There is much, much more in this book, including detailed discussions of each individual state, rankings on many specific freedom issues, and more.

Given the nature of the issues at stake, there is plenty of room for disagreement about the authors’ choice of policies to focus on, and the relative weights assigned to each. The distinction between “economic” and “personal” freedom is also open to question. To my mind, most economic freedoms also have a personal component (in so far as they enable people to control their lives more fully). For example, private property rights enable people to exercise autonomy, find housing in places where they need it to find professional and educational opportunity, and so on.

“Personal” freedom also often has an economic dimension. Exercising these rights often requires commercial transactions. For example, there would not be much freedom of speech if the government banned payment for its production, or much in the way of abortion rights if the state barred paying medical personnel to perform them.

Despite such caveats, I think the authors generally do a good job of capturing important policy variables, and giving them reasonable weights. Those who disagree with their approach can use the data to assign different weights, or only consider those variables they consider important (e.g.—only economic freedom and not personal freedom, or vice versa).

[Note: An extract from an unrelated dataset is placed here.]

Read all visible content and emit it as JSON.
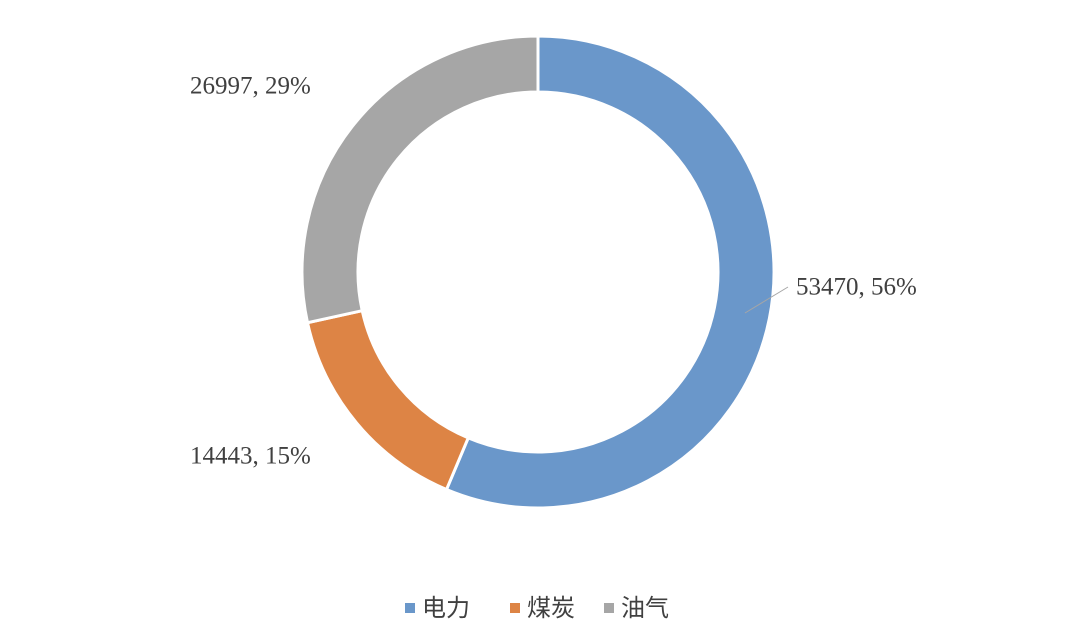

There are a few policies I would have added, if given the chance. Most notably, “sanctuary city” and “sanctuary state” policies provide undocumented immigrants and those who employ them valuable protection against deportation. The migrants in question could still be detained and deported by federal officials; but the latter often find it difficult to do so without the assistance of much more numerous state and local law enforcement officers. The authors give positive weight to states’ willingness to issue drivers’ licenses to undocumented immigrants (under their “travel freedom” subcategory of personal freedom), but overlook this even more significant state and local immigration policy.

Despite such caveats, this book is an outstanding resource for anyone interested in freedom, federalism, and the interaction between the two!

NOTE: In addition to my position as a law professor at George Mason University, I am the Simon Chair in Constitutional Studies at Cato. But I have no involvement in the publication of this book.